As I mourned I wrote. I wrote this series as I grieved his loss. Writing was often the only time I didn’t feel completely numb. It was my therapy.
Two years has passed since. The pain is less, but it’s still there. I still wonder how different our lives would be if he’d survived. I still wonder why he died. But through his life and his death I have learned much. God taught me a lot about trust, control, grief and caring for others. I gained a new perspective as a patient and hurting mother. I learned a lot about wrestling with God…and I did wrestle, I shook my fist, I cried out and I surrendered.
It’s been two years. His footprints still hang on our wall. A heart in our family tree to mark his presence in our family. And brothers who still talk about him…and a brother who bears his name (Zebediah Knox). A brother who will learn about the one who came before, the one he will meet in Heaven.

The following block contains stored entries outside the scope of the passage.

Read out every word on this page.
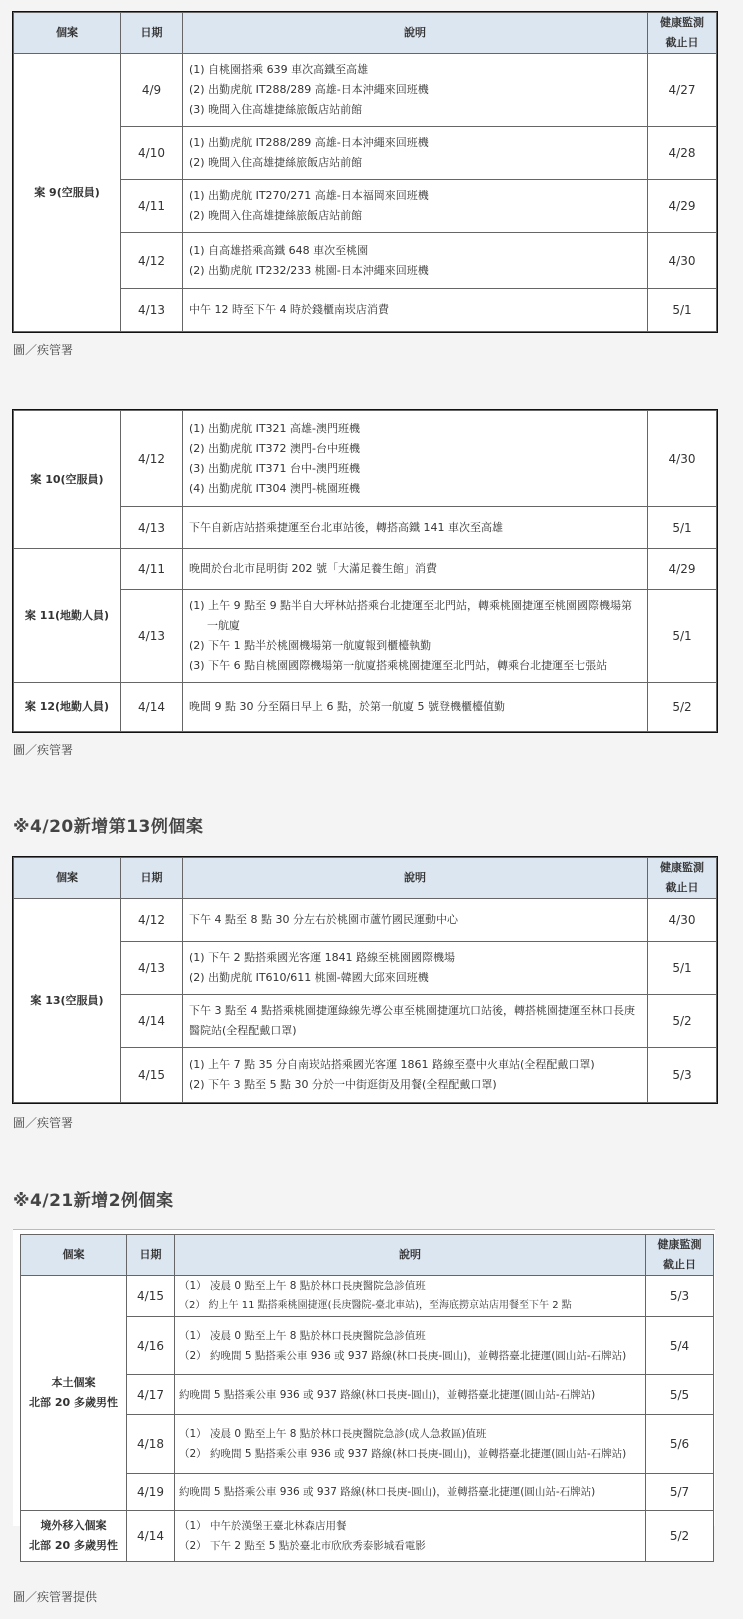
個案	日期	說明	健康監測
截止日

案 9(空服員)	4/9	(1) 自桃園搭乘 639 車次高鐵至高雄
(2) 出勤虎航 IT288/289 高雄-日本沖繩來回班機
(3) 晚間入住高雄捷絲旅飯店站前館	4/27
	4/10	(1) 出勤虎航 IT288/289 高雄-日本沖繩來回班機
(2) 晚間入住高雄捷絲旅飯店站前館	4/28
	4/11	(1) 出勤虎航 IT270/271 高雄-日本福岡來回班機
(2) 晚間入住高雄捷絲旅飯店站前館	4/29
	4/12	(1) 自高雄搭乘高鐵 648 車次至桃園
(2) 出勤虎航 IT232/233 桃園-日本沖繩來回班機	4/30
	4/13	中午 12 時至下午 4 時於錢櫃南崁店消費	5/1
圖／疾管署
案 10(空服員)	4/12	(1) 出勤虎航 IT321 高雄-澳門班機
(2) 出勤虎航 IT372 澳門-台中班機
(3) 出勤虎航 IT371 台中-澳門班機
(4) 出勤虎航 IT304 澳門-桃園班機	4/30
	4/13	下午自新店站搭乘捷運至台北車站後，轉搭高鐵 141 車次至高雄	5/1
案 11(地勤人員)	4/11	晚間於台北市昆明街 202 號「大滿足養生館」消費	4/29
	4/13	(1) 上午 9 點至 9 點半自大坪林站搭乘台北捷運至北門站，轉乘桃園捷運至桃園國際機場第一航廈
(2) 下午 1 點半於桃園機場第一航廈報到櫃檯執勤
(3) 下午 6 點自桃園國際機場第一航廈搭乘桃園捷運至北門站，轉乘台北捷運至七張站	5/1
案 12(地勤人員)	4/14	晚間 9 點 30 分至隔日早上 6 點，於第一航廈 5 號登機櫃檯值勤	5/2
圖／疾管署
※4/20新增第13例個案
個案	日期	說明	健康監測
截止日

案 13(空服員)	4/12	下午 4 點至 8 點 30 分左右於桃園市蘆竹國民運動中心	4/30
	4/13	(1) 下午 2 點搭乘國光客運 1841 路線至桃園國際機場
(2) 出勤虎航 IT610/611 桃園-韓國大邱來回班機	5/1
	4/14	下午 3 點至 4 點搭乘桃園捷運綠線先導公車至桃園捷運坑口站後，轉搭桃園捷運至林口長庚醫院站(全程配戴口罩)	5/2
	4/15	(1) 上午 7 點 35 分自南崁站搭乘國光客運 1861 路線至臺中火車站(全程配戴口罩)
(2) 下午 3 點至 5 點 30 分於一中街逛街及用餐(全程配戴口罩)	5/3
圖／疾管署
※4/21新增2例個案
個案	日期	說明	健康監測
截止日

本土個案
北部 20 多歲男性	4/15	（1） 凌晨 0 點至上午 8 點於林口長庚醫院急診值班
（2） 約上午 11 點搭乘桃園捷運(長庚醫院-臺北車站)，至海底撈京站店用餐至下午 2 點	5/3
	4/16	（1） 凌晨 0 點至上午 8 點於林口長庚醫院急診值班
（2） 約晚間 5 點搭乘公車 936 或 937 路線(林口長庚-圓山)，並轉搭臺北捷運(圓山站-石牌站)	5/4
	4/17	約晚間 5 點搭乘公車 936 或 937 路線(林口長庚-圓山)，並轉搭臺北捷運(圓山站-石牌站)	5/5
	4/18	（1） 凌晨 0 點至上午 8 點於林口長庚醫院急診(成人急救區)值班
（2） 約晚間 5 點搭乘公車 936 或 937 路線(林口長庚-圓山)，並轉搭臺北捷運(圓山站-石牌站)	5/6
	4/19	約晚間 5 點搭乘公車 936 或 937 路線(林口長庚-圓山)，並轉搭臺北捷運(圓山站-石牌站)	5/7

境外移入個案
北部 20 多歲男性	4/14	（1） 中午於漢堡王臺北林森店用餐
（2） 下午 2 點至 5 點於臺北市欣欣秀泰影城看電影	5/2
圖／疾管署提供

God is faithful. He is good even when we’re grieving the loss of a child…even when it doesn’t feel like He is good. I am thankful for the joy that He has shown me on the other side of this loss. I am thankful. Losing Knox allowed me to be teachable, mold-able…God used that experience to shape me more to the image of Christ.
So today, I remember the birth of my son whom I will meet for the first time with his sister and two other siblings in Heaven. What a glorious day that will be! Today our family remembers our Knox and we are thankful.